Take a look at what Attorneys General – Democrats and Republicans alike – have said about sticking to their oaths to the Constitution: pic.twitter.com/PmFz54LsP4
— January 6th Committee (@January6thCmte) June 23, 2022
Draft letter at heart of Clark’s effort to undo Trump election loss: Panel
A draft letter by Clark and his adviser, Ken Klukowski, falsely alleging election fraud that was set to be sent to the Georgia state legislature emerged at the heart of Thursday’s hearing.
“Had this letter been released on official Department of Justice letterhead, it would have falsely informed all Americans, including those who might be inclined to come to Washington on January 6, that President Trump’s election fraud allegations were likely very real,” the committee’s co-chair Liz Cheney said.
Donoghue said Clark emailed him and Rosen the draft letter on December 28. “It was so extreme to me [that] I had a hard time getting my head around it initially,” Donoghue testified.
Donoghue said he told Clark that “for the department to insert itself into the political process this way … would have had grave consequences for the country. It may very well have spiralled us into a constitutional crisis, and I wanted to make sure he understood the gravity of the situation”.
Clark has declined to say whether he discussed his Justice Department draft letter with Trump. In a video from his testimony to the committee, Clark invoked the Fifth Amendment and “executive privilege” to avoid answering questions.
“Fifth and executive privilege again, just restated for the abundance of caution,” he told the panel.
Republican legislators requested pardons: Ex-Trump White House official
Cassidy Hutchinson, a former aide to ex-White House chief of staff Mark Meadows, told the committee during an interview that Republican Congressmen Matt Gaetz and Mo Brooks “advocated for there to be a blanket pardon” in relation to January 6.
“Mr Gaetz was personally pushing for a pardon and he was doing so since early December. I’m not sure why,” Hutchinson told the panel, according to a video of her testimony played during Thursday’s hearing. “Mr Gaetz had reached out to me to ask if he could have a meeting with Mr Meadows about receiving a presidential pardon.”
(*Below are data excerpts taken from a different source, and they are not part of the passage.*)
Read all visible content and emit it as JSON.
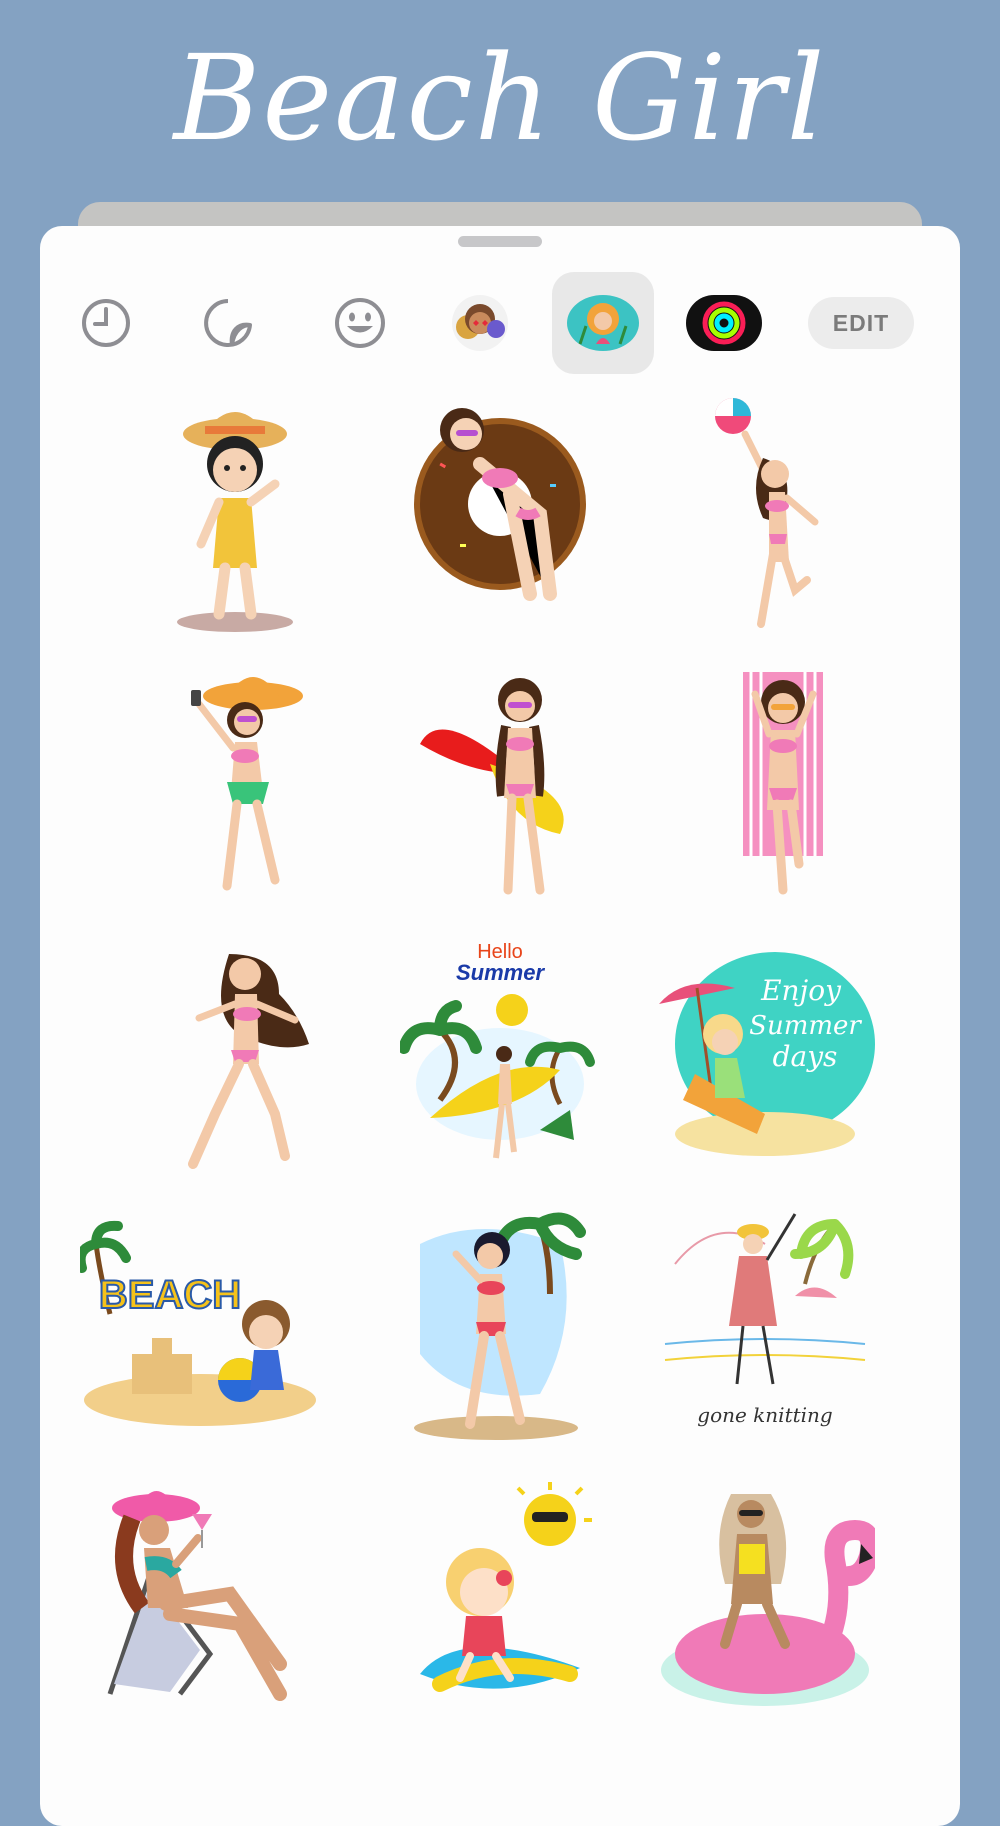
{
  "header": {
    "title": "Beach Girl"
  },
  "toolbar": {
    "items": [
      {
        "name": "recent-icon"
      },
      {
        "name": "stickers-icon"
      },
      {
        "name": "emoji-icon"
      },
      {
        "name": "memoji-pack-icon"
      },
      {
        "name": "beach-girl-pack-icon",
        "selected": true
      },
      {
        "name": "activity-rings-icon"
      }
    ],
    "edit_label": "EDIT"
  },
  "stickers": {
    "hello_line1": "Hello",
    "hello_line2": "Summer",
    "enjoy_line1": "Enjoy",
    "enjoy_line2": "Summer",
    "enjoy_line3": "days",
    "beach_text": "BEACH",
    "knitting_text": "gone knitting",
    "items": [
      "girl-straw-hat-yellow-swimsuit",
      "girl-donut-float",
      "girl-beach-ball",
      "girl-selfie-sun-hat",
      "girl-surfboard",
      "girl-beach-towel",
      "girl-dancing",
      "hello-summer-badge",
      "enjoy-summer-days-badge",
      "beach-sandcastle-kid",
      "girl-selfie-palm",
      "gone-knitting-sketch",
      "girl-deck-chair-cocktail",
      "kid-surfing-sun",
      "girl-flamingo-float"
    ]
  },
  "colors": {
    "background": "#84a2c2",
    "panel": "#fdfdfd",
    "accent_pink": "#f07ab7",
    "skin": "#f3c9a8"
  }
}
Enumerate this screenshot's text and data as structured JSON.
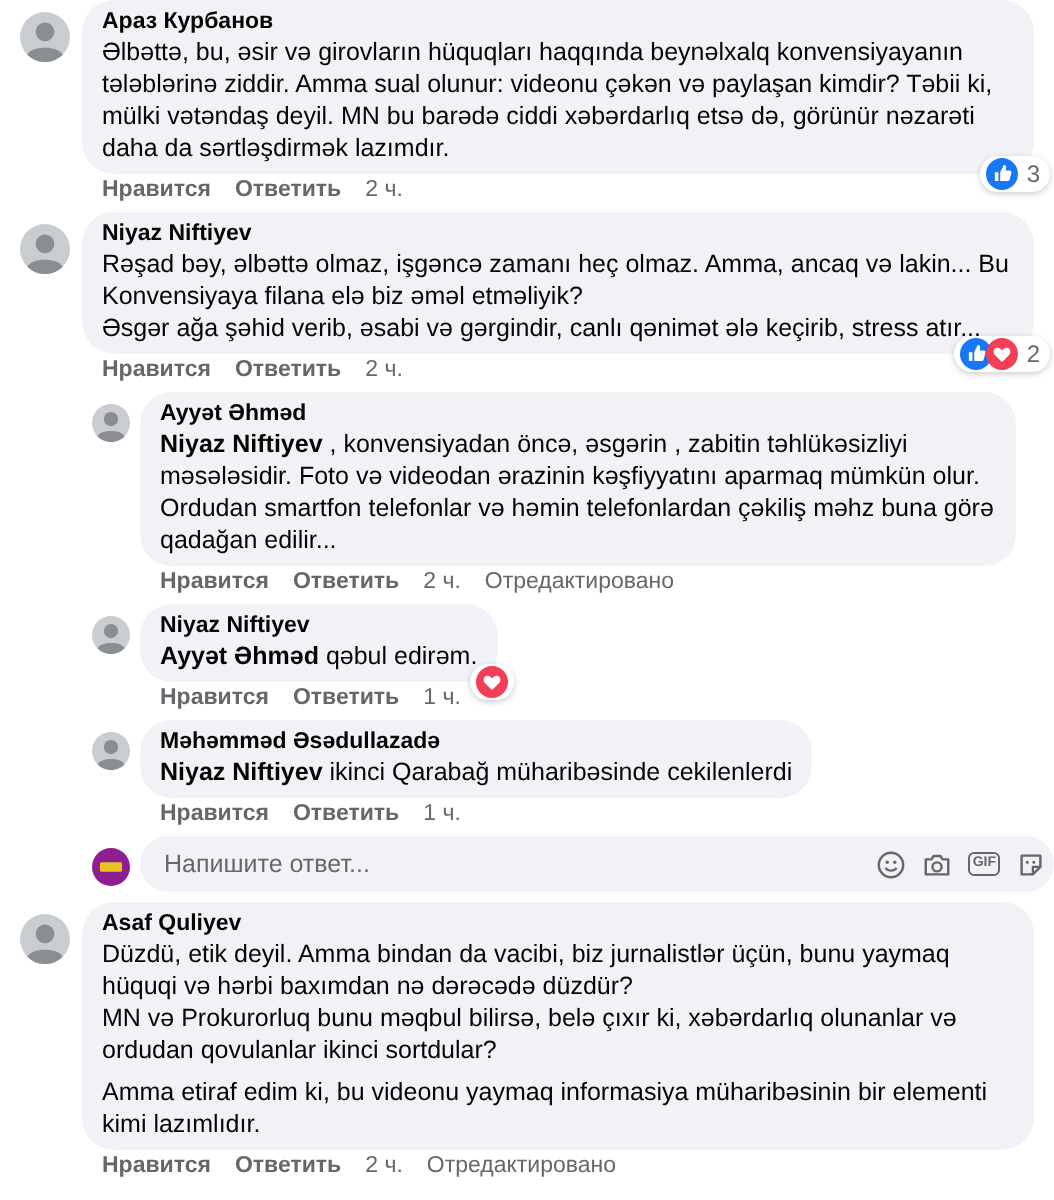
{
  "comments": [
    {
      "author": "Араз Курбанов",
      "paragraphs": [
        "Əlbəttə, bu, əsir və girovların hüquqları haqqında beynəlxalq konvensiyayanın tələblərinə ziddir. Amma sual olunur: videonu çəkən və paylaşan kimdir? Təbii ki, mülki vətəndaş deyil. MN bu barədə ciddi xəbərdarlıq etsə də, görünür nəzarəti daha da sərtləşdirmək lazımdır."
      ],
      "like": "Нравится",
      "reply": "Ответить",
      "time": "2 ч.",
      "reactions": [
        {
          "kind": "like"
        }
      ],
      "reaction_count": "3"
    },
    {
      "author": "Niyaz Niftiyev",
      "paragraphs": [
        "Rəşad bəy, əlbəttə olmaz, işgəncə zamanı heç olmaz. Amma, ancaq və lakin... Bu Konvensiyaya filana elə biz əməl etməliyik?\nƏsgər ağa şəhid verib, əsabi və gərgindir, canlı qənimət ələ keçirib, stress atır..."
      ],
      "like": "Нравится",
      "reply": "Ответить",
      "time": "2 ч.",
      "reactions": [
        {
          "kind": "like"
        },
        {
          "kind": "love"
        }
      ],
      "reaction_count": "2",
      "replies": [
        {
          "author": "Ayyət Əhməd",
          "paragraphs": [
            "**Niyaz Niftiyev** , konvensiyadan öncə, əsgərin , zabitin təhlükəsizliyi məsələsidir. Foto və videodan ərazinin kəşfiyyatını aparmaq mümkün olur. Ordudan smartfon telefonlar və həmin telefonlardan çəkiliş məhz buna görə qadağan edilir..."
          ],
          "like": "Нравится",
          "reply": "Ответить",
          "time": "2 ч.",
          "edited": "Отредактировано"
        },
        {
          "author": "Niyaz Niftiyev",
          "paragraphs": [
            "**Ayyət Əhməd** qəbul edirəm."
          ],
          "like": "Нравится",
          "reply": "Ответить",
          "time": "1 ч.",
          "reactions": [
            {
              "kind": "love"
            }
          ]
        },
        {
          "author": "Məhəmməd Əsədullazadə",
          "paragraphs": [
            "**Niyaz Niftiyev** ikinci Qarabağ müharibəsinde cekilenlerdi"
          ],
          "like": "Нравится",
          "reply": "Ответить",
          "time": "1 ч."
        }
      ],
      "reply_box": {
        "placeholder": "Напишите ответ...",
        "gif_label": "GIF"
      }
    },
    {
      "author": "Asaf Quliyev",
      "paragraphs": [
        "Düzdü, etik deyil. Amma bindan da vacibi, biz jurnalistlər üçün, bunu yaymaq hüquqi və hərbi baxımdan nə dərəcədə düzdür?\nMN və Prokurorluq bunu məqbul bilirsə, belə çıxır ki, xəbərdarlıq olunanlar və ordudan qovulanlar ikinci sortdular?",
        "Amma etiraf edim ki, bu videonu yaymaq informasiya müharibəsinin bir elementi kimi lazımlıdır."
      ],
      "like": "Нравится",
      "reply": "Ответить",
      "time": "2 ч.",
      "edited": "Отредактировано"
    }
  ]
}
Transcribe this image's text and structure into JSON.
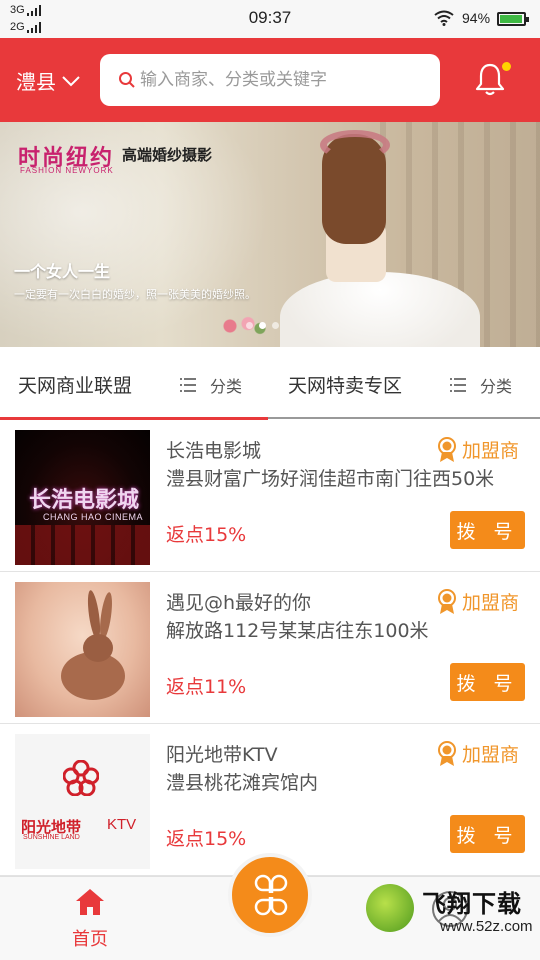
{
  "status_bar": {
    "network1": "3G",
    "network2": "2G",
    "time": "09:37",
    "battery_pct": "94%",
    "battery_level": 0.94,
    "icons": [
      "signal-icon",
      "wifi-icon",
      "battery-icon"
    ]
  },
  "header": {
    "city": "澧县",
    "search_placeholder": "输入商家、分类或关键字",
    "icons": [
      "chevron-down-icon",
      "search-icon",
      "bell-icon"
    ],
    "colors": {
      "header_bg": "#e8393b",
      "notify_dot": "#ffd200"
    }
  },
  "banner": {
    "brand_title": "时尚纽约",
    "brand_sub": "高端婚纱摄影",
    "brand_en": "FASHION  NEWYORK",
    "tagline": "一个女人一生",
    "tagline_sub": "一定要有一次白白的婚纱，照一张美美的婚纱照。",
    "slide_count": 3,
    "active_slide": 2
  },
  "tabs": {
    "items": [
      {
        "label": "天网商业联盟",
        "active": true
      },
      {
        "label": "分类",
        "icon": "list-icon"
      },
      {
        "label": "天网特卖专区"
      },
      {
        "label": "分类",
        "icon": "list-icon"
      }
    ]
  },
  "listings": [
    {
      "name": "长浩电影城",
      "address": "澧县财富广场好润佳超市南门往西50米",
      "rebate": "返点15%",
      "badge": "加盟商",
      "dial_label": "拨 号",
      "thumb_text": "长浩电影城",
      "thumb_en": "CHANG HAO CINEMA"
    },
    {
      "name": "遇见@h最好的你",
      "address": "解放路112号某某店往东100米",
      "rebate": "返点11%",
      "badge": "加盟商",
      "dial_label": "拨 号"
    },
    {
      "name": "阳光地带KTV",
      "address": "澧县桃花滩宾馆内",
      "rebate": "返点15%",
      "badge": "加盟商",
      "dial_label": "拨 号",
      "thumb_text": "阳光地带",
      "thumb_ktv": "KTV",
      "thumb_en": "SUNSHINE LAND"
    }
  ],
  "bottom_nav": {
    "home_label": "首页",
    "icons": [
      "home-icon",
      "apps-icon",
      "user-icon"
    ],
    "colors": {
      "accent": "#f48b1a",
      "active": "#e8393b"
    }
  },
  "watermark": {
    "cn": "飞翔下载",
    "url": "www.52z.com"
  }
}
Asked if other lawmakers contacted her about pardons, Hutchinson said Congressmen Andy Biggs, Louie Gohmert, and Scott Perry also did. Congressman Jim Jordan “talked about congressional pardons, but he never asked me for one. It was more for an update on whether the White House was going to pardon members of Congress”, she said.
Hutchinson added that Congresswoman Marjorie Taylor Greene, a top Trump ally, asked White House counsel for a pardon.
“The only reason I know to ask for a pardon is because you think you’ve committed a crime,” House committee member Adam Kinzinger said on Thursday.